Il fut un temps, de solitude extrême, où ne sachant quel pourrait en être le destinataire, Scott Fitzgerald s'envoyait des cartes postales à lui-même. Il s'y donnait de ses nouvelles, en prenait, se rassurait et se promettait de se revoir. Le dernier livre de Chantal Thomas, recueil de chroniques initialement parues pendant quatre ans dans le quotidien Sud Ouest, rassemble aussi à sa manière autant de cartes postales qu'elle s'envoie à elle-même comme à son lecteur. Là aussi, la solitude n'est pas absente, au contraire. Mais elle est chez l'auteure des Adieux à la Reine (Seuil, 2002, prix Femina), tout à la fois recherchée et joyeuse.

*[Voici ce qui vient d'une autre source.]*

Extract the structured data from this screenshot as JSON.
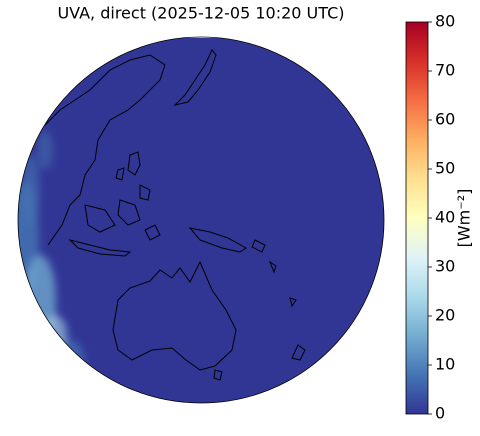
{
  "chart_data": {
    "type": "map",
    "title": "UVA, direct (2025-12-05 10:20 UTC)",
    "colorbar": {
      "label": "[Wm⁻²]",
      "lim": [
        0,
        80
      ],
      "ticks": [
        0,
        10,
        20,
        30,
        40,
        50,
        60,
        70,
        80
      ],
      "colors": [
        "#313695",
        "#4575b4",
        "#74add1",
        "#abd9e9",
        "#e0f3f8",
        "#ffffbf",
        "#fee090",
        "#fdae61",
        "#f46d43",
        "#d73027",
        "#a50026"
      ]
    }
  }
}
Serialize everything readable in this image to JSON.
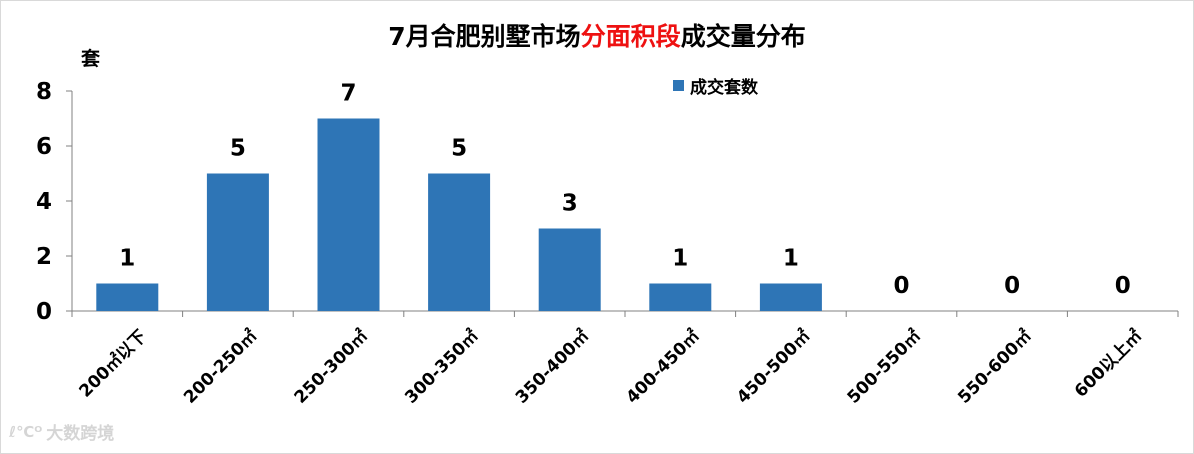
{
  "title": {
    "prefix": "7月合肥别墅市场",
    "highlight": "分面积段",
    "suffix": "成交量分布"
  },
  "watermark": {
    "logo": "ℓ℃ᴼ",
    "text": "大数跨境"
  },
  "chart_data": {
    "type": "bar",
    "title": "7月合肥别墅市场分面积段成交量分布",
    "ylabel": "套",
    "xlabel": "",
    "categories": [
      "200㎡以下",
      "200-250㎡",
      "250-300㎡",
      "300-350㎡",
      "350-400㎡",
      "400-450㎡",
      "450-500㎡",
      "500-550㎡",
      "550-600㎡",
      "600以上㎡"
    ],
    "series": [
      {
        "name": "成交套数",
        "values": [
          1,
          5,
          7,
          5,
          3,
          1,
          1,
          0,
          0,
          0
        ],
        "color": "#2e75b6"
      }
    ],
    "ylim": [
      0,
      8
    ],
    "yticks": [
      0,
      2,
      4,
      6,
      8
    ],
    "grid": false,
    "legend": "top-right",
    "data_labels": true
  }
}
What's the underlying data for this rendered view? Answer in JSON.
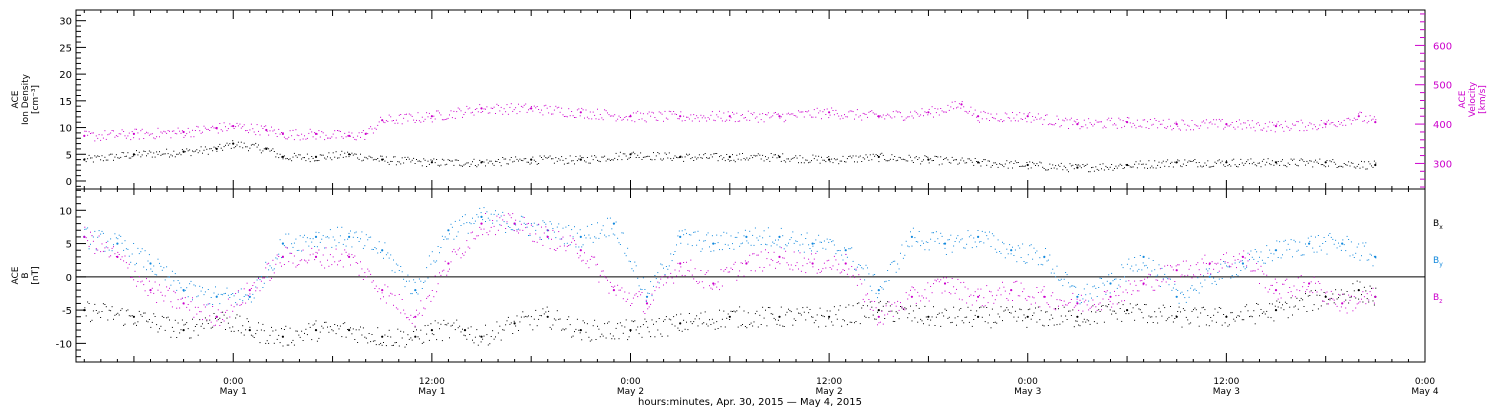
{
  "xlabel": "hours:minutes, Apr. 30, 2015 — May  4, 2015",
  "x_ticks": [
    {
      "time": "0:00",
      "date": "May 1"
    },
    {
      "time": "12:00",
      "date": "May 1"
    },
    {
      "time": "0:00",
      "date": "May 2"
    },
    {
      "time": "12:00",
      "date": "May 2"
    },
    {
      "time": "0:00",
      "date": "May 3"
    },
    {
      "time": "12:00",
      "date": "May 3"
    },
    {
      "time": "0:00",
      "date": "May 4"
    }
  ],
  "colors": {
    "black": "#000000",
    "magenta": "#cc00cc",
    "blue": "#1188dd"
  },
  "chart_data": [
    {
      "type": "scatter",
      "panel": "plasma",
      "x_range_hours": [
        -9.5,
        72
      ],
      "x_unit": "hours since 0:00 May 1, 2015",
      "left_axis": {
        "label_lines": [
          "ACE",
          "Ion Density",
          "[cm⁻³]"
        ],
        "ylim": [
          -1.5,
          32
        ],
        "ticks": [
          0,
          5,
          10,
          15,
          20,
          25,
          30
        ]
      },
      "right_axis": {
        "label_lines": [
          "ACE",
          "Velocity",
          "[km/s]"
        ],
        "ylim": [
          235,
          690
        ],
        "ticks": [
          300,
          400,
          500,
          600
        ],
        "color": "#cc00cc"
      },
      "series": [
        {
          "name": "",
          "axis": "left",
          "color": "#000000",
          "x": [
            -9,
            -6,
            -3,
            -1,
            0,
            2,
            3,
            5,
            7,
            9,
            12,
            15,
            18,
            21,
            24,
            27,
            30,
            33,
            36,
            39,
            42,
            45,
            48,
            51,
            54,
            57,
            60,
            63,
            66,
            69
          ],
          "y": [
            4,
            5,
            5.5,
            6,
            7,
            6,
            4.5,
            4.5,
            5,
            4,
            3.5,
            3.5,
            4,
            4,
            5,
            4.5,
            4.5,
            4.5,
            4,
            4.5,
            4,
            3.5,
            3,
            2.5,
            3,
            3.5,
            3.5,
            3.5,
            3.5,
            3
          ]
        },
        {
          "name": "",
          "axis": "right",
          "color": "#cc00cc",
          "x": [
            -9,
            -6,
            -3,
            -1,
            0,
            2,
            3,
            5,
            7,
            8,
            9,
            12,
            15,
            18,
            21,
            24,
            27,
            30,
            33,
            36,
            39,
            42,
            44,
            45,
            48,
            51,
            54,
            57,
            60,
            63,
            66,
            68,
            69
          ],
          "y": [
            370,
            375,
            380,
            390,
            395,
            385,
            375,
            375,
            370,
            375,
            410,
            420,
            440,
            440,
            430,
            420,
            420,
            420,
            420,
            430,
            420,
            430,
            450,
            420,
            420,
            400,
            405,
            400,
            400,
            395,
            400,
            420,
            405
          ]
        }
      ]
    },
    {
      "type": "scatter",
      "panel": "magnetic",
      "x_range_hours": [
        -9.5,
        72
      ],
      "x_unit": "hours since 0:00 May 1, 2015",
      "left_axis": {
        "label_lines": [
          "ACE",
          "B",
          "[nT]"
        ],
        "ylim": [
          -12.8,
          13.2
        ],
        "ticks": [
          -10,
          -5,
          0,
          5,
          10
        ]
      },
      "zero_line": 0,
      "series": [
        {
          "name": "B",
          "subscript": "x",
          "color": "#000000",
          "x": [
            -9,
            -6,
            -3,
            -1,
            1,
            3,
            5,
            7,
            9,
            11,
            12,
            14,
            15,
            17,
            19,
            21,
            24,
            27,
            30,
            33,
            36,
            39,
            42,
            45,
            48,
            51,
            54,
            57,
            60,
            63,
            66,
            68,
            69
          ],
          "y": [
            -5,
            -6,
            -8,
            -6,
            -8,
            -9,
            -8,
            -8,
            -9,
            -9,
            -8,
            -8,
            -9,
            -7,
            -6,
            -8,
            -8,
            -7,
            -6,
            -6,
            -6,
            -5,
            -6,
            -6,
            -6,
            -6,
            -5,
            -6,
            -6,
            -5,
            -3,
            -2,
            -3
          ]
        },
        {
          "name": "B",
          "subscript": "y",
          "color": "#1188dd",
          "x": [
            -9,
            -7,
            -5,
            -3,
            -1,
            1,
            3,
            5,
            7,
            9,
            11,
            13,
            15,
            17,
            19,
            21,
            23,
            25,
            27,
            29,
            31,
            33,
            35,
            37,
            39,
            41,
            43,
            45,
            47,
            49,
            51,
            53,
            55,
            57,
            59,
            61,
            63,
            65,
            67,
            69
          ],
          "y": [
            6,
            5,
            2,
            -2,
            -3,
            -3,
            5,
            6,
            6,
            4,
            -2,
            7,
            9,
            8,
            7,
            6,
            8,
            -3,
            6,
            5,
            6,
            6,
            5,
            4,
            -2,
            6,
            5,
            6,
            4,
            3,
            -3,
            -1,
            3,
            -3,
            0,
            2,
            4,
            5,
            5,
            3
          ]
        },
        {
          "name": "B",
          "subscript": "z",
          "color": "#cc00cc",
          "x": [
            -9,
            -7,
            -5,
            -3,
            -1,
            1,
            3,
            5,
            7,
            9,
            11,
            13,
            15,
            17,
            19,
            21,
            23,
            25,
            27,
            29,
            31,
            33,
            35,
            37,
            39,
            41,
            43,
            45,
            47,
            49,
            51,
            53,
            55,
            57,
            59,
            61,
            63,
            65,
            67,
            69
          ],
          "y": [
            6,
            3,
            -2,
            -4,
            -6,
            -2,
            3,
            3,
            3,
            -2,
            -6,
            2,
            8,
            8,
            6,
            4,
            -2,
            -4,
            2,
            -1,
            2,
            3,
            2,
            2,
            -6,
            -3,
            -1,
            -3,
            -2,
            -3,
            -4,
            -3,
            -1,
            1,
            2,
            3,
            -2,
            -1,
            -4,
            -3
          ]
        }
      ]
    }
  ]
}
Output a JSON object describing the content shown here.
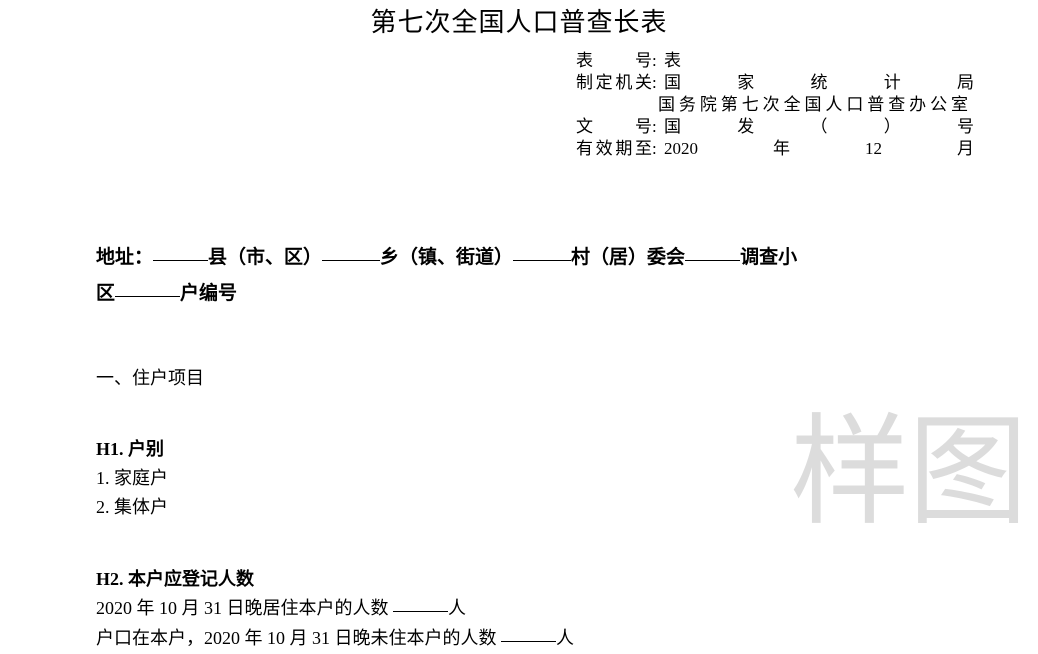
{
  "title": "第七次全国人口普查长表",
  "meta": {
    "form_no_label": "表　号",
    "form_no_value": "表",
    "agency_label": "制定机关",
    "agency_value_line1": "国家统计局",
    "agency_value_line2": "国务院第七次全国人口普查办公室",
    "doc_no_label": "文　号",
    "doc_no_value": "国发（）号",
    "valid_until_label": "有效期至",
    "valid_until_value": "2020年12月"
  },
  "address": {
    "addr_prefix": "地址：",
    "county": "县（市、区）",
    "town": "乡（镇、街道）",
    "village": "村（居）委会",
    "survey_area": "调查小",
    "area_line2_prefix": "区",
    "household_no": "户编号"
  },
  "section1_heading": "一、住户项目",
  "h1": {
    "title": "H1. 户别",
    "opt1": "1. 家庭户",
    "opt2": "2. 集体户"
  },
  "h2": {
    "title": "H2. 本户应登记人数",
    "line1_pre": "2020 年 10 月 31 日晚居住本户的人数 ",
    "line1_suf": "人",
    "line2_pre": "户口在本户，2020 年 10 月 31 日晚未住本户的人数 ",
    "line2_suf": "人"
  },
  "watermark": "样图"
}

Peuplée aussi d'autant de voyages, de livres, de tableaux et des rencontres qu'elle fait naître ou qu'elle suscite ici et là. Sans doute y a-t-il tout de même en ces diverses occurrences quelque chose qui pourrait être comme un fond de mélancolie, mais celle-ci est partie prenante du projet littéraire profondément hédoniste de ce livre, et au-delà de l'œuvrede l'auteure.
Voici donc ce qu'on pourrait appeler une balade. Chantal Thomas y pratique volontiers un « marabout de ficelle » enchanteur. Un moine franciscain du XVIe siècle la ramène vers l'Arcachon de son enfance, Thomas Bernhard vers la folie narcissique des réseaux sociaux, les attentats de Paris vers le sens de la fête, un jardin japonais vers d'autres printemps ou le plan de New York vers une rue de Bordeaux. Chaque texte est court, rêveur, presque clandestin. On y retrouve sans peine cette grâce particulière faite de rien, de rien du tout, si ce n'est d'un goût vers la ligne la plus claire possible, qui est la marque de cette auteure, sans conteste parmi les plus grandes de ce temps. Ce sont, de Chantal Thomas, « les plaisirs et les jours ».
Il y a là aussi comme un atlas ou une carte Vidal-Lablache pour rêver aux horizons nécessairement lointains. Chantal Thomas traque sans relâche ce qu'il pourrait y avoir au-delà des nuages. Question d'enfant pour une romancière dont l'enfance est finalement le beau souci premier. Elle va donc y voir du côté de ces lieux qui furent déjà évoqués dans d'autres livres, le Japon et New York d'abord, Buenos Aires, Taïwan et même la Suisse. Partout son érudition gaie l'accompagne. Bref, « Elle est retrouvée l'éternité ».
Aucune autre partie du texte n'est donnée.